Quando arrivò in cima, sperò che fosse Poseidone, o un altro degli Dei, ad accoglierla, ma non fu così. All'Olimpo c'era suo padre, Ares, il Dio della Guerra, che come al solito evitò accuratamente di salutarla.
"Ci sono visite, a quanto vedo..." disse, squadrando la figlia da capo a piedi. "Strano, hai deciso di metterti le scarpe?" chiese stupito. Miriam sospirò.
"Si, ciao, papà." disse, come sempre quando lo vedeva. Lui non la salutava e lei evitava accuratamente le sue domande, o rispondeva in modo sarcastico. Era una routine, una cosa a cui non potevano sfuggire ormai.
"Cosa ti porta qui? Qualche permesso non firmato? Oppure hai fatto qualcosa di sbagliato e ti hanno mandata da me perchè io ti dia una... Ripassata, si dice oggi?" Miriam si avvicinò e si mise davanti a lui, piegandosi per essere alla sua altezza, visto che era seduto.

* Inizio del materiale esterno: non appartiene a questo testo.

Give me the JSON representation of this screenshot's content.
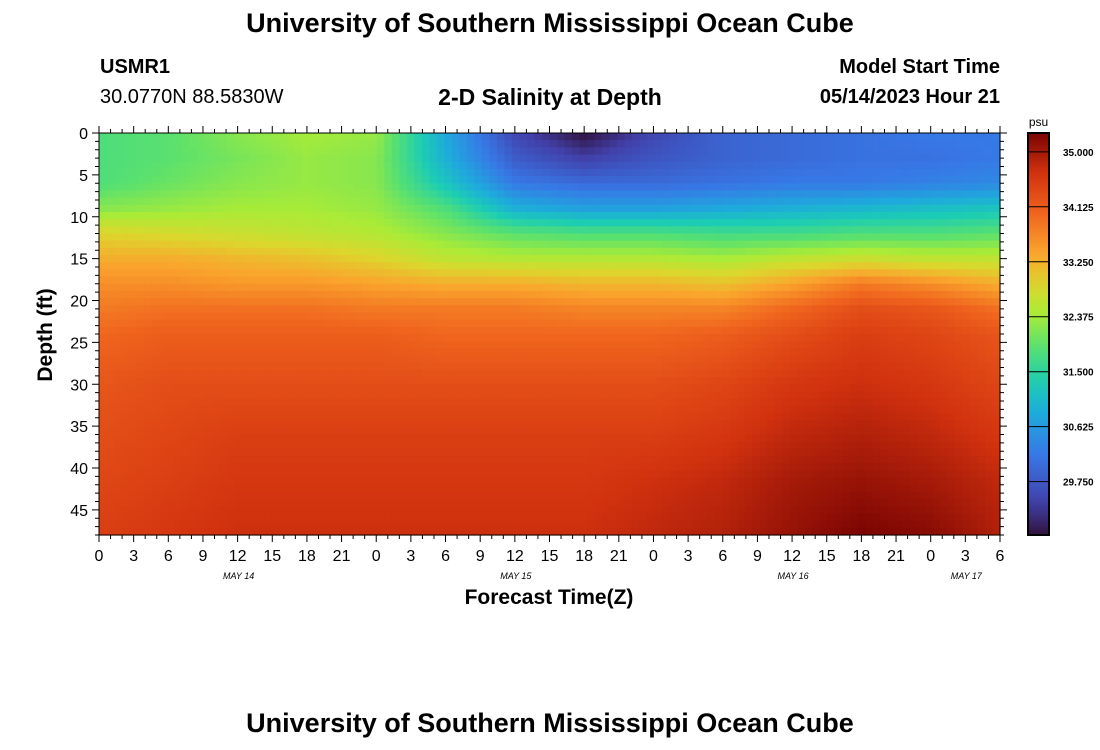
{
  "header": {
    "title": "University of Southern Mississippi Ocean Cube",
    "station_id": "USMR1",
    "station_coords": "30.0770N  88.5830W",
    "plot_title": "2-D Salinity at Depth",
    "start_label": "Model Start Time",
    "start_value": "05/14/2023 Hour 21"
  },
  "footer": {
    "title": "University of Southern Mississippi Ocean Cube"
  },
  "chart_data": {
    "type": "heatmap",
    "title": "2-D Salinity at Depth",
    "xlabel": "Forecast Time(Z)",
    "ylabel": "Depth (ft)",
    "x_ticks": [
      "0",
      "3",
      "6",
      "9",
      "12",
      "15",
      "18",
      "21",
      "0",
      "3",
      "6",
      "9",
      "12",
      "15",
      "18",
      "21",
      "0",
      "3",
      "6",
      "9",
      "12",
      "15",
      "18",
      "21",
      "0",
      "3",
      "6"
    ],
    "date_labels": [
      {
        "label": "MAY 14",
        "at_tick": 4
      },
      {
        "label": "MAY 15",
        "at_tick": 12
      },
      {
        "label": "MAY 16",
        "at_tick": 20
      },
      {
        "label": "MAY 17",
        "at_tick": 25
      }
    ],
    "y_ticks": [
      0,
      5,
      10,
      15,
      20,
      25,
      30,
      35,
      40,
      45
    ],
    "ylim": [
      48,
      0
    ],
    "colorbar": {
      "unit": "psu",
      "min": 28.9,
      "max": 35.3,
      "ticks": [
        "35.000",
        "34.125",
        "33.250",
        "32.375",
        "31.500",
        "30.625",
        "29.750"
      ]
    },
    "grid_depths": [
      0,
      3,
      6,
      9,
      12,
      15,
      18,
      21,
      24,
      30,
      36,
      42,
      48
    ],
    "grid_hours": [
      0,
      6,
      12,
      18,
      24,
      30,
      36,
      42,
      48,
      54,
      60,
      66,
      72,
      78
    ],
    "salinity": [
      [
        31.8,
        31.9,
        32.2,
        32.4,
        32.3,
        30.8,
        29.5,
        28.9,
        29.5,
        29.9,
        30.0,
        30.1,
        30.2,
        30.2
      ],
      [
        31.8,
        31.9,
        32.1,
        32.3,
        32.2,
        30.9,
        29.8,
        29.4,
        29.7,
        29.9,
        30.0,
        30.1,
        30.1,
        30.2
      ],
      [
        31.8,
        32.0,
        32.2,
        32.3,
        32.2,
        31.2,
        30.2,
        30.0,
        30.0,
        30.1,
        30.2,
        30.2,
        30.3,
        30.4
      ],
      [
        32.2,
        32.3,
        32.4,
        32.4,
        32.3,
        31.8,
        30.9,
        30.7,
        30.7,
        30.8,
        30.9,
        31.0,
        31.1,
        31.2
      ],
      [
        32.9,
        32.8,
        32.7,
        32.6,
        32.5,
        32.2,
        31.9,
        31.8,
        31.8,
        31.7,
        31.7,
        31.8,
        31.8,
        31.9
      ],
      [
        33.3,
        33.3,
        33.2,
        33.1,
        32.9,
        32.6,
        32.5,
        32.5,
        32.5,
        32.4,
        32.6,
        32.7,
        32.6,
        32.6
      ],
      [
        33.6,
        33.6,
        33.5,
        33.5,
        33.4,
        33.3,
        33.3,
        33.2,
        33.2,
        33.1,
        33.4,
        33.8,
        33.6,
        33.3
      ],
      [
        33.8,
        33.9,
        33.9,
        33.9,
        33.8,
        33.8,
        33.8,
        33.7,
        33.7,
        33.7,
        34.0,
        34.3,
        34.2,
        33.9
      ],
      [
        34.0,
        34.1,
        34.1,
        34.1,
        34.1,
        34.0,
        34.0,
        34.0,
        34.0,
        34.1,
        34.3,
        34.5,
        34.4,
        34.2
      ],
      [
        34.2,
        34.3,
        34.3,
        34.3,
        34.3,
        34.3,
        34.3,
        34.3,
        34.3,
        34.4,
        34.6,
        34.7,
        34.6,
        34.4
      ],
      [
        34.3,
        34.4,
        34.5,
        34.5,
        34.5,
        34.5,
        34.5,
        34.5,
        34.5,
        34.6,
        34.8,
        34.9,
        34.8,
        34.6
      ],
      [
        34.4,
        34.5,
        34.6,
        34.6,
        34.6,
        34.6,
        34.6,
        34.6,
        34.7,
        34.8,
        35.0,
        35.1,
        35.0,
        34.8
      ],
      [
        34.5,
        34.6,
        34.7,
        34.7,
        34.7,
        34.7,
        34.7,
        34.7,
        34.8,
        34.9,
        35.1,
        35.3,
        35.2,
        34.9
      ]
    ]
  }
}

"Non ho fatto niente, papà, devi solo firmare un permesso." disse, mostrandogli il foglio che aveva in mano. Lui lo prese, lesse distrattamente e lo riconsegnò alla figlia, che controllò che la firma fosse comparsa. Effettivamente, la firma c'era.

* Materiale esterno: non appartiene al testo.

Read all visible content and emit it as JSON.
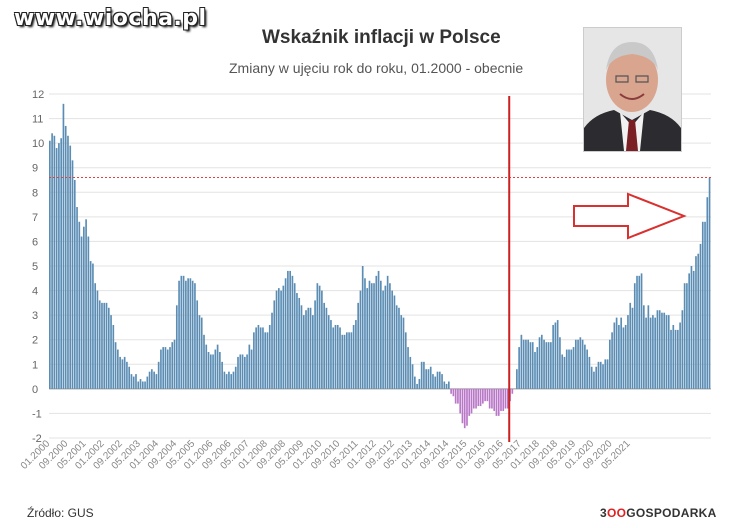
{
  "watermark": "www.wiocha.pl",
  "footer": {
    "source": "Źródło: GUS",
    "brand_prefix": "3",
    "brand_oo": "OO",
    "brand_suffix": "GOSPODARKA"
  },
  "colors": {
    "positive": "#5b8db4",
    "negative": "#b877c7",
    "marker": "#cc1f1f",
    "ref_line": "#e04040",
    "arrow": "#d93030"
  },
  "chart_data": {
    "type": "bar",
    "title": "Wskaźnik inflacji w Polsce",
    "subtitle": "Zmiany w ujęciu rok do roku, 01.2000 - obecnie",
    "ylim": [
      -2,
      12
    ],
    "yticks": [
      "-2",
      "-1",
      "0",
      "1",
      "2",
      "3",
      "4",
      "5",
      "6",
      "7",
      "8",
      "9",
      "10",
      "11",
      "12"
    ],
    "xticks": [
      "01.2000",
      "09.2000",
      "05.2001",
      "01.2002",
      "09.2002",
      "05.2003",
      "01.2004",
      "09.2004",
      "05.2005",
      "01.2006",
      "09.2006",
      "05.2007",
      "01.2008",
      "09.2008",
      "05.2009",
      "01.2010",
      "09.2010",
      "05.2011",
      "01.2012",
      "09.2012",
      "05.2013",
      "01.2014",
      "09.2014",
      "05.2015",
      "01.2016",
      "09.2016",
      "05.2017",
      "01.2018",
      "09.2018",
      "05.2019",
      "01.2020",
      "09.2020",
      "05.2021"
    ],
    "reference_line": 8.6,
    "marker_index": 203,
    "grid": true,
    "series": [
      {
        "values": [
          10.1,
          10.4,
          10.3,
          9.8,
          10.0,
          10.2,
          11.6,
          10.7,
          10.3,
          9.9,
          9.3,
          8.5,
          7.4,
          6.8,
          6.2,
          6.6,
          6.9,
          6.2,
          5.2,
          5.1,
          4.3,
          4.0,
          3.6,
          3.5,
          3.5,
          3.5,
          3.3,
          3.0,
          2.6,
          1.9,
          1.6,
          1.3,
          1.2,
          1.3,
          1.1,
          0.9,
          0.6,
          0.5,
          0.6,
          0.3,
          0.4,
          0.3,
          0.3,
          0.5,
          0.7,
          0.8,
          0.7,
          0.6,
          1.1,
          1.6,
          1.7,
          1.7,
          1.6,
          1.7,
          1.9,
          2.0,
          3.4,
          4.4,
          4.6,
          4.6,
          4.4,
          4.5,
          4.5,
          4.4,
          4.3,
          3.6,
          3.0,
          2.9,
          2.2,
          1.8,
          1.5,
          1.4,
          1.4,
          1.6,
          1.8,
          1.5,
          1.1,
          0.7,
          0.6,
          0.7,
          0.6,
          0.7,
          0.9,
          1.3,
          1.4,
          1.4,
          1.3,
          1.4,
          1.8,
          1.6,
          2.3,
          2.5,
          2.6,
          2.5,
          2.5,
          2.3,
          2.3,
          2.6,
          3.1,
          3.6,
          4.0,
          4.1,
          4.0,
          4.2,
          4.5,
          4.8,
          4.8,
          4.6,
          4.3,
          3.9,
          3.7,
          3.4,
          3.0,
          3.2,
          3.3,
          3.3,
          3.0,
          3.6,
          4.3,
          4.2,
          4.0,
          3.5,
          3.3,
          3.0,
          2.8,
          2.5,
          2.6,
          2.6,
          2.5,
          2.2,
          2.2,
          2.3,
          2.3,
          2.3,
          2.6,
          2.8,
          3.5,
          4.0,
          5.0,
          4.5,
          4.1,
          4.4,
          4.3,
          4.3,
          4.6,
          4.8,
          4.4,
          4.0,
          4.2,
          4.6,
          4.3,
          4.0,
          3.8,
          3.4,
          3.3,
          3.0,
          2.9,
          2.3,
          1.7,
          1.3,
          1.0,
          0.5,
          0.2,
          0.4,
          1.1,
          1.1,
          0.8,
          0.8,
          0.9,
          0.6,
          0.5,
          0.7,
          0.7,
          0.6,
          0.3,
          0.2,
          0.3,
          -0.2,
          -0.3,
          -0.6,
          -0.6,
          -1.0,
          -1.4,
          -1.6,
          -1.5,
          -1.1,
          -1.0,
          -0.8,
          -0.8,
          -0.7,
          -0.7,
          -0.6,
          -0.5,
          -0.5,
          -0.8,
          -0.8,
          -0.9,
          -1.1,
          -1.1,
          -0.9,
          -0.9,
          -0.8,
          -0.8,
          -0.5,
          -0.2,
          0.0,
          0.8,
          1.7,
          2.2,
          2.0,
          2.0,
          2.0,
          1.9,
          1.9,
          1.5,
          1.7,
          2.1,
          2.2,
          2.0,
          1.9,
          1.9,
          1.9,
          2.6,
          2.7,
          2.8,
          2.1,
          1.4,
          1.3,
          1.6,
          1.6,
          1.6,
          1.7,
          2.0,
          2.0,
          2.1,
          2.0,
          1.8,
          1.6,
          1.3,
          0.9,
          0.7,
          0.9,
          1.1,
          1.1,
          1.0,
          1.2,
          1.2,
          2.0,
          2.3,
          2.7,
          2.9,
          2.6,
          2.9,
          2.5,
          2.6,
          3.0,
          3.5,
          3.3,
          4.3,
          4.6,
          4.6,
          4.7,
          3.4,
          2.9,
          3.4,
          2.9,
          3.0,
          2.9,
          3.2,
          3.2,
          3.1,
          3.1,
          3.0,
          3.0,
          2.4,
          2.6,
          2.4,
          2.4,
          2.7,
          3.2,
          4.3,
          4.3,
          4.7,
          5.0,
          4.8,
          5.4,
          5.5,
          5.9,
          6.8,
          6.8,
          7.8,
          8.6
        ]
      }
    ]
  }
}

"Come faccio a essere sicura che non scomparirà, quando la darò a Chirone?" domandò, guardandolo scettica. Ares guardò la figlia, aprendo le braccia e facendo il finto offeso.

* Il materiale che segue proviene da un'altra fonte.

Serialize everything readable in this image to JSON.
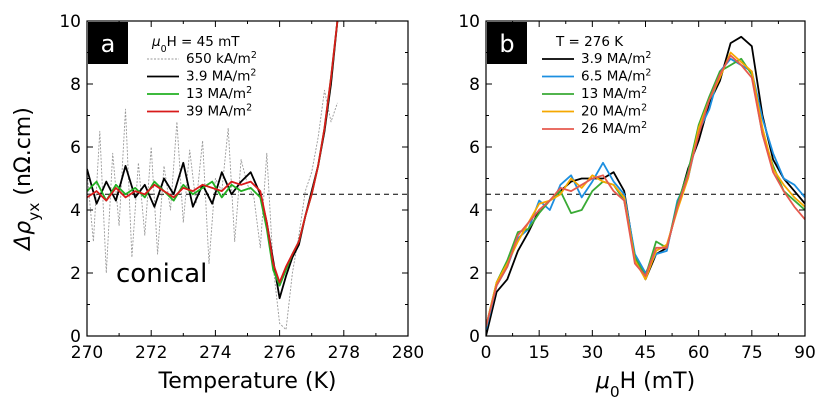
{
  "chart_data": [
    {
      "type": "line",
      "panel_label": "a",
      "title": "",
      "legend_title": {
        "prefix": "μ",
        "sub": "0",
        "rest": "H = 45 mT"
      },
      "xlabel": "Temperature (K)",
      "ylabel": {
        "prefix": "Δρ",
        "sub": "yx",
        "rest": " (nΩ.cm)"
      },
      "xlim": [
        270,
        280
      ],
      "ylim": [
        0,
        10
      ],
      "xticks": [
        270,
        272,
        274,
        276,
        278,
        280
      ],
      "yticks": [
        0,
        2,
        4,
        6,
        8,
        10
      ],
      "reference_line_y": 4.5,
      "annotation": "conical",
      "series": [
        {
          "name": "650 kA/m²",
          "label_base": "650 kA/m",
          "label_sup": "2",
          "color": "#999999",
          "style": "dotted",
          "x": [
            270.0,
            270.2,
            270.4,
            270.6,
            270.8,
            271.0,
            271.2,
            271.4,
            271.6,
            271.8,
            272.0,
            272.2,
            272.4,
            272.6,
            272.8,
            273.0,
            273.2,
            273.4,
            273.6,
            273.8,
            274.0,
            274.2,
            274.4,
            274.6,
            274.8,
            275.0,
            275.2,
            275.4,
            275.6,
            275.8,
            276.0,
            276.2,
            276.4,
            276.6,
            276.8,
            277.0,
            277.2,
            277.4,
            277.6,
            277.8
          ],
          "y": [
            5.2,
            3.0,
            6.5,
            2.0,
            5.8,
            3.5,
            7.2,
            2.5,
            5.5,
            3.2,
            6.0,
            2.6,
            5.4,
            4.0,
            6.8,
            3.6,
            5.9,
            4.2,
            6.2,
            2.3,
            5.0,
            4.6,
            6.6,
            3.0,
            5.6,
            4.8,
            4.4,
            2.8,
            5.8,
            2.2,
            0.4,
            0.2,
            2.0,
            3.2,
            4.6,
            5.2,
            6.3,
            7.8,
            6.8,
            7.4
          ]
        },
        {
          "name": "3.9 MA/m²",
          "label_base": "3.9 MA/m",
          "label_sup": "2",
          "color": "#000000",
          "style": "solid",
          "x": [
            270.0,
            270.3,
            270.6,
            270.9,
            271.2,
            271.5,
            271.8,
            272.1,
            272.4,
            272.7,
            273.0,
            273.3,
            273.6,
            273.9,
            274.2,
            274.5,
            274.8,
            275.1,
            275.4,
            275.6,
            275.8,
            276.0,
            276.2,
            276.4,
            276.6,
            276.8,
            277.0,
            277.2,
            277.4,
            277.6,
            277.8
          ],
          "y": [
            5.3,
            4.2,
            4.9,
            4.3,
            5.4,
            4.4,
            4.8,
            4.1,
            5.0,
            4.5,
            5.5,
            4.1,
            4.8,
            4.2,
            5.2,
            4.5,
            4.9,
            5.2,
            4.5,
            3.6,
            2.4,
            1.2,
            1.9,
            2.5,
            2.9,
            3.8,
            4.6,
            5.4,
            6.5,
            8.0,
            10.0
          ]
        },
        {
          "name": "13 MA/m²",
          "label_base": "13 MA/m",
          "label_sup": "2",
          "color": "#22b022",
          "style": "solid",
          "x": [
            270.0,
            270.3,
            270.6,
            270.9,
            271.2,
            271.5,
            271.8,
            272.1,
            272.4,
            272.7,
            273.0,
            273.3,
            273.6,
            273.9,
            274.2,
            274.5,
            274.8,
            275.1,
            275.4,
            275.6,
            275.8,
            276.0,
            276.2,
            276.4,
            276.6,
            276.8,
            277.0,
            277.2,
            277.4,
            277.6,
            277.8
          ],
          "y": [
            4.6,
            4.9,
            4.3,
            4.8,
            4.5,
            4.7,
            4.4,
            4.9,
            4.6,
            4.3,
            4.8,
            4.5,
            4.7,
            4.9,
            4.4,
            4.8,
            4.6,
            4.7,
            4.4,
            3.4,
            2.1,
            1.6,
            2.1,
            2.6,
            3.0,
            3.8,
            4.5,
            5.4,
            6.6,
            8.2,
            10.0
          ]
        },
        {
          "name": "39 MA/m²",
          "label_base": "39 MA/m",
          "label_sup": "2",
          "color": "#d81a1a",
          "style": "solid",
          "x": [
            270.0,
            270.3,
            270.6,
            270.9,
            271.2,
            271.5,
            271.8,
            272.1,
            272.4,
            272.7,
            273.0,
            273.3,
            273.6,
            273.9,
            274.2,
            274.5,
            274.8,
            275.1,
            275.4,
            275.6,
            275.8,
            276.0,
            276.2,
            276.4,
            276.6,
            276.8,
            277.0,
            277.2,
            277.4,
            277.6,
            277.8
          ],
          "y": [
            4.4,
            4.6,
            4.3,
            4.7,
            4.4,
            4.6,
            4.5,
            4.8,
            4.6,
            4.4,
            4.7,
            4.6,
            4.8,
            4.7,
            4.6,
            4.9,
            4.8,
            4.9,
            4.6,
            3.6,
            2.3,
            1.7,
            2.2,
            2.6,
            3.0,
            3.8,
            4.5,
            5.4,
            6.6,
            8.2,
            10.0
          ]
        }
      ]
    },
    {
      "type": "line",
      "panel_label": "b",
      "title": "",
      "legend_title": {
        "prefix": "",
        "sub": "",
        "rest": "T = 276 K"
      },
      "xlabel": {
        "prefix": "μ",
        "sub": "0",
        "rest": "H (mT)"
      },
      "ylabel": "",
      "xlim": [
        0,
        90
      ],
      "ylim": [
        0,
        10
      ],
      "xticks": [
        0,
        15,
        30,
        45,
        60,
        75,
        90
      ],
      "yticks": [
        0,
        2,
        4,
        6,
        8,
        10
      ],
      "reference_line_y": 4.5,
      "series": [
        {
          "name": "3.9 MA/m²",
          "label_base": "3.9 MA/m",
          "label_sup": "2",
          "color": "#000000",
          "style": "solid",
          "x": [
            0,
            3,
            6,
            9,
            12,
            15,
            18,
            21,
            24,
            27,
            30,
            33,
            36,
            39,
            42,
            45,
            48,
            51,
            54,
            57,
            60,
            63,
            66,
            69,
            72,
            75,
            78,
            81,
            84,
            87,
            90
          ],
          "y": [
            0.0,
            1.4,
            1.8,
            2.7,
            3.3,
            4.0,
            4.3,
            4.6,
            4.9,
            5.0,
            5.0,
            5.0,
            5.2,
            4.6,
            2.5,
            1.8,
            2.6,
            2.8,
            4.1,
            5.3,
            6.2,
            7.4,
            8.1,
            9.3,
            9.5,
            9.2,
            7.0,
            5.6,
            5.0,
            4.6,
            4.2
          ]
        },
        {
          "name": "6.5 MA/m²",
          "label_base": "6.5 MA/m",
          "label_sup": "2",
          "color": "#1c8fe0",
          "style": "solid",
          "x": [
            0,
            3,
            6,
            9,
            12,
            15,
            18,
            21,
            24,
            27,
            30,
            33,
            36,
            39,
            42,
            45,
            48,
            51,
            54,
            57,
            60,
            63,
            66,
            69,
            72,
            75,
            78,
            81,
            84,
            87,
            90
          ],
          "y": [
            0.2,
            1.6,
            2.2,
            3.1,
            3.4,
            4.3,
            4.0,
            4.8,
            5.1,
            4.4,
            4.9,
            5.5,
            4.9,
            4.5,
            2.6,
            2.0,
            2.6,
            2.7,
            4.3,
            5.0,
            6.5,
            7.2,
            8.4,
            8.8,
            8.6,
            8.4,
            6.9,
            5.8,
            5.0,
            4.8,
            4.4
          ]
        },
        {
          "name": "13 MA/m²",
          "label_base": "13 MA/m",
          "label_sup": "2",
          "color": "#3aaa35",
          "style": "solid",
          "x": [
            0,
            3,
            6,
            9,
            12,
            15,
            18,
            21,
            24,
            27,
            30,
            33,
            36,
            39,
            42,
            45,
            48,
            51,
            54,
            57,
            60,
            63,
            66,
            69,
            72,
            75,
            78,
            81,
            84,
            87,
            90
          ],
          "y": [
            0.3,
            1.7,
            2.4,
            3.3,
            3.4,
            3.9,
            4.3,
            4.6,
            3.9,
            4.0,
            4.6,
            4.9,
            4.8,
            4.3,
            2.5,
            1.9,
            3.0,
            2.8,
            4.2,
            5.2,
            6.7,
            7.6,
            8.4,
            8.6,
            8.8,
            8.3,
            6.4,
            5.4,
            4.6,
            4.3,
            4.0
          ]
        },
        {
          "name": "20 MA/m²",
          "label_base": "20 MA/m",
          "label_sup": "2",
          "color": "#f5a800",
          "style": "solid",
          "x": [
            0,
            3,
            6,
            9,
            12,
            15,
            18,
            21,
            24,
            27,
            30,
            33,
            36,
            39,
            42,
            45,
            48,
            51,
            54,
            57,
            60,
            63,
            66,
            69,
            72,
            75,
            78,
            81,
            84,
            87,
            90
          ],
          "y": [
            0.3,
            1.7,
            2.3,
            3.0,
            3.6,
            4.2,
            4.3,
            4.5,
            5.0,
            4.7,
            5.1,
            4.9,
            4.8,
            4.4,
            2.4,
            1.8,
            2.7,
            2.9,
            4.0,
            5.0,
            6.6,
            7.5,
            8.2,
            9.0,
            8.7,
            8.4,
            6.6,
            5.3,
            4.8,
            4.4,
            4.1
          ]
        },
        {
          "name": "26 MA/m²",
          "label_base": "26 MA/m",
          "label_sup": "2",
          "color": "#e65a4e",
          "style": "solid",
          "x": [
            0,
            3,
            6,
            9,
            12,
            15,
            18,
            21,
            24,
            27,
            30,
            33,
            36,
            39,
            42,
            45,
            48,
            51,
            54,
            57,
            60,
            63,
            66,
            69,
            72,
            75,
            78,
            81,
            84,
            87,
            90
          ],
          "y": [
            0.3,
            1.6,
            2.2,
            3.2,
            3.6,
            4.0,
            4.3,
            4.7,
            4.6,
            4.8,
            5.0,
            5.1,
            4.6,
            4.3,
            2.3,
            1.9,
            2.8,
            2.8,
            4.1,
            5.1,
            6.4,
            7.5,
            8.3,
            8.9,
            8.6,
            8.2,
            6.4,
            5.2,
            4.6,
            4.1,
            3.7
          ]
        }
      ]
    }
  ]
}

"Quando mai ti ho fatto una cosa del genere?" lei si mise le mani sui fianchi, guardandolo esasperata.
"Quando avevo sette anni, quando ne avevo dieci e quando ne avevo tredici. Quando ne avevo sette dovevo andare in un acquario, quando ne avevo dieci in un museo e quando ne avevo tredici dovevo andare in Grecia, perchè Chirone ci stava mostrando le nostre origini." rispose. Lui sgranò gli occhi, mettendo una mano sul mento.
"Te le ricordi." disse solo, guardando sorpreso la figlia.
"Beh, non sono episodi difficili da dimenticare. Chirone mi ha messo in punizione per un mese, tutte e tre le volte." Ares ridacchiò, ma porse la mano alla figlia, invitandola a ripassargli il foglio.
"Ecco, appunto." Lui lo guardò e glielo ripassò.
"Adesso è a posto, cara mi-ricordo-tutte-le-volte-che-mio-padre-mi-ha-fatto-uno-scherzo-innocente." Lei lo guardò esasperata.
"Non erano scherzi innocenti. Comunque grazie, papà." disse, facendo per andarsene.
"Nemmeno saluti il tuo paparino?" chiese, sarcastico. Lei si voltò.
"Tu non mi saluti mai..." disse, guardandolo scettica. "Però, siccome io sono educata, lo faccio lo stesso. Ciao, papà" e uscì.